I’ve worked in agencies that serve mandated clients and I can truly say their being mandated changes everything. They stop being clients at all; instead they are treated like difficult, ungrateful children. When a clinician constantly assumes an unwilling client won’t show up or won’t be interested in material, it’s hard to overestimate the damage that causes to the therapeutic relationship. In a 2009 study of Kendra’s Law, case managers rated 54% of participants as not being “positively engaged” a full year after services began.

The above points demonstrate an odd fact: while Kendra’s Law has made treatment more available for mandated clients, the result has been that treatment has become more scarce for voluntary clients – the ones who are most likely to benefit from treatment. Every time a client is mandated waiting lists grow longer, clinicians become less available and clinic policies become more rigid. NYLPI says that this “right to treatment” for mandated clients even leads some people who want treatment to intentionally become mandated so they can get the help they need.

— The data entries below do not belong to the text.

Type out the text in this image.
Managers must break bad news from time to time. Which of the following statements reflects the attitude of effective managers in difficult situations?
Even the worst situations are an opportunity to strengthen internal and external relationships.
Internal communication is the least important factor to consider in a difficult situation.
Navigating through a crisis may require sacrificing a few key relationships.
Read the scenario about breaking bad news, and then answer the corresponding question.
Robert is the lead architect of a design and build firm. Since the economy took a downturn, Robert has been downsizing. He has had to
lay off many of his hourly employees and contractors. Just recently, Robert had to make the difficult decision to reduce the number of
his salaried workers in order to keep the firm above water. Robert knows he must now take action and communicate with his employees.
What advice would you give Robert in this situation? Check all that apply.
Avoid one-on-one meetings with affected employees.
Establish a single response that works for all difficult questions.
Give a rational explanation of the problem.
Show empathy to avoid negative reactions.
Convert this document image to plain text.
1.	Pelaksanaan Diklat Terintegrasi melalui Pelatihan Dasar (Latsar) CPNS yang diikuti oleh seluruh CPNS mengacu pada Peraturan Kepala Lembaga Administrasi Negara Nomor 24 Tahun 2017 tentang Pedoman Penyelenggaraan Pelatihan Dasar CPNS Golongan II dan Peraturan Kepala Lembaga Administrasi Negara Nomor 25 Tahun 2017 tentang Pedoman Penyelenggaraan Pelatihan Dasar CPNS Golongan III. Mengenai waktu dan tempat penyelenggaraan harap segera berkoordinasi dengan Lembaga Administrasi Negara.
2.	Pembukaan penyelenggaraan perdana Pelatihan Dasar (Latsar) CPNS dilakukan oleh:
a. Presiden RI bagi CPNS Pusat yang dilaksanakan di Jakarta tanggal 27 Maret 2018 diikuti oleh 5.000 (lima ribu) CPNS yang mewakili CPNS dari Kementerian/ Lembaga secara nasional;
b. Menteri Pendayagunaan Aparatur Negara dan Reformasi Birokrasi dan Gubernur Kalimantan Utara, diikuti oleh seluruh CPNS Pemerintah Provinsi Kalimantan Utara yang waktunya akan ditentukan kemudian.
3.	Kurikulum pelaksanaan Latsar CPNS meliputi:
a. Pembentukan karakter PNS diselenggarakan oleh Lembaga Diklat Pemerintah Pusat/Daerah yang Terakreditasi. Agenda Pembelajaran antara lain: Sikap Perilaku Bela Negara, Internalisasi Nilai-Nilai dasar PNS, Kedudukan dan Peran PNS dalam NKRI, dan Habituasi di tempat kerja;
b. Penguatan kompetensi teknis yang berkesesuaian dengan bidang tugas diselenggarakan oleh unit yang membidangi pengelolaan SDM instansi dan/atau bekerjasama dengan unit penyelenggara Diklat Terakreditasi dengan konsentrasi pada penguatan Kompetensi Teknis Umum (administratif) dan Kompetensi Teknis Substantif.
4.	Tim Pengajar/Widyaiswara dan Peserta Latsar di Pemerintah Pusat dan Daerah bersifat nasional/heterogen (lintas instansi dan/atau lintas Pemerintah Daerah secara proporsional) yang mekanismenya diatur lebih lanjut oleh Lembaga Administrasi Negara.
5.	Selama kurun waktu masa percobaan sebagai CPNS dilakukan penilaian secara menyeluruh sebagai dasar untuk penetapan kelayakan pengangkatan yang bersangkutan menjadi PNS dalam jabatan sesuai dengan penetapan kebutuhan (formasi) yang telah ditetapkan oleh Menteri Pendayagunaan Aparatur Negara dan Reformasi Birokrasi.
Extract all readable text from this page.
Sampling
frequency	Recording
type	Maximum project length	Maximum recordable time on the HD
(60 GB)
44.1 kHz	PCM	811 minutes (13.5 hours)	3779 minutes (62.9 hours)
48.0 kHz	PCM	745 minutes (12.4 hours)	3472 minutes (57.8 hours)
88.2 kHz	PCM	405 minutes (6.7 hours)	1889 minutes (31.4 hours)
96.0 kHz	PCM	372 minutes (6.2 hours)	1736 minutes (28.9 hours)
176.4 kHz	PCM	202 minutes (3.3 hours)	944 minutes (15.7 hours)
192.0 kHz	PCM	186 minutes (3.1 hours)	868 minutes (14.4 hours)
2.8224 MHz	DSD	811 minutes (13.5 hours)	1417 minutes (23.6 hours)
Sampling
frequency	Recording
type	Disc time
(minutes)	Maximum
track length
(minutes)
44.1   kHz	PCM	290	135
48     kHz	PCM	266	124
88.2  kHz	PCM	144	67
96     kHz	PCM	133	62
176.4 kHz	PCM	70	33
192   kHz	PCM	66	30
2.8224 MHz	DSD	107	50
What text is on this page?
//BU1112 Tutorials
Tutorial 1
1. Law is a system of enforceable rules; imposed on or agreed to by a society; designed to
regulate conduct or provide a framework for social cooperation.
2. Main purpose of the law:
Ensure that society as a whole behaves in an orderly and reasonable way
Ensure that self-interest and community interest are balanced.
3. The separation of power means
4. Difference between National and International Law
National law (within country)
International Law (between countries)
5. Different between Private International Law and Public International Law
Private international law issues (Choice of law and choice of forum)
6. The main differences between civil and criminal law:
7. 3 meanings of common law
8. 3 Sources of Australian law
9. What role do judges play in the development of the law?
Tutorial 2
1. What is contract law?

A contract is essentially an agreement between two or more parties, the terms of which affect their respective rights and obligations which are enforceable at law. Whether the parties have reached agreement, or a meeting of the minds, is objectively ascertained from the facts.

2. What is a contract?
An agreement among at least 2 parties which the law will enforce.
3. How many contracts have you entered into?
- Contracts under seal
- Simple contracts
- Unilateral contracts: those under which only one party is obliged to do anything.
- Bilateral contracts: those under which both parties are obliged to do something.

A stunning 41% of New Yorkers with severe mental illnesses report they needed help in the past year but weren’t able to get it. Does that mean we should have more mandated treatment? Maybe – but this treatment gap makes me question the wisdom of forcing scarce mental health resources on those who don’t want it.

I don’t know whether Kendra’s Law should be changed or repealed. But let’s be real about our reasons for mandating treatment. Let’s own the harm and benefits of it – all considerable and all very real.

In other words, let’s honor Kendra Webdale, Andrew Goldstein and the 20 year old mother in costume jewelry the New York Post didn’t bother to name.

2 thoughts on “The secret history of mandated treatment

  1. It seems like a net waste of money, time, and the energy of good mental health professionals. Because when they become “burned out” from working with nonvoluntary clients, they may even leave the profession. It rewards those providers who are less invested and have thicker skin, who are happy to just schedule the mandated clients and collect state (?) checks, while placing unnecessary burden on providers truly invested in effecting positive change. Also, how effective is therapy with someone who is unwilling?